Unsere Mitbürger haben gewußt, daß sich sein Wollen und Wirken nicht nur in den Bahnen kühlen Verstandes, sondern vor allem auch in denen des Herzens bewegte.
Ludwig Erhard hat es erlebt, was wenigen Politikern vergönnt ist: Millionen Menschen haben gespürt, daß seine Politik ihnen galt und ihnen unmittelbar zugutekam.
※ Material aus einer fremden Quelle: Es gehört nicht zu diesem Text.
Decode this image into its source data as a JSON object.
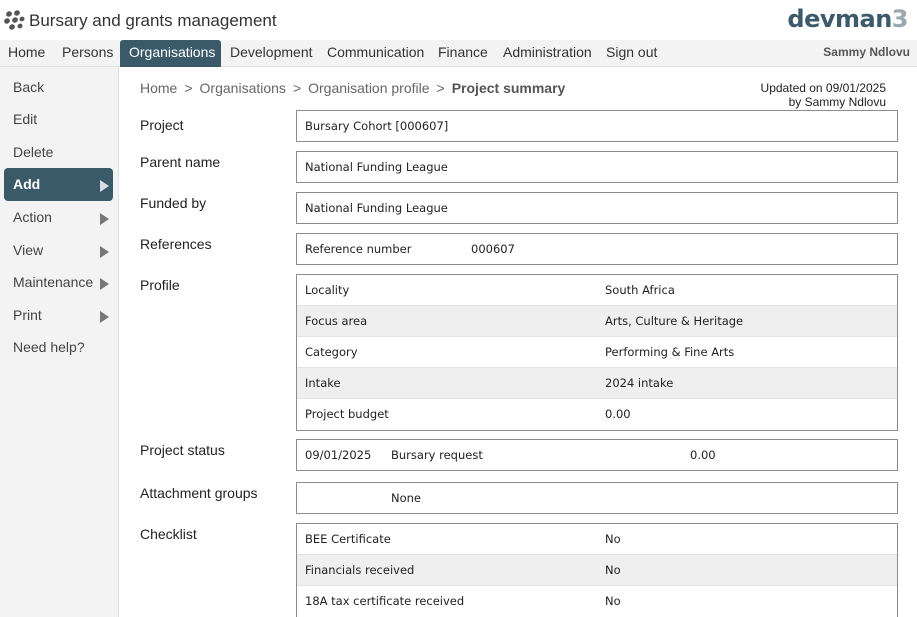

Ludwig Erhard wollte nicht, daß seine Freunde auf sein Leben und seine Politik zurückblicken. Er erwarte von ihnen - so sagte er an seinem 80. Geburtstag am 4. Februar d.J. - auch für die Zukunft kämpferische Treue zu den Ideen und Grundsätzen, die die Bundesrepublik Deutschland geprägt haben. Unser Vaterland benötige tapferen Einsatz und Wachsamkeit, damit auch in kommenden Zeiten ein freiheitliches und menschenwürdiges Dasein erhalten bleibe.
Dieses Vermächtnis soll für uns Verpflichtung sein und unser Dank an Ludwig Erhard.
Quelle: Helmut Kohl: Bundestagsreden und Zeitdokumente. Hg. von Horst Teltschik. Bonn 1978, S. 201-204.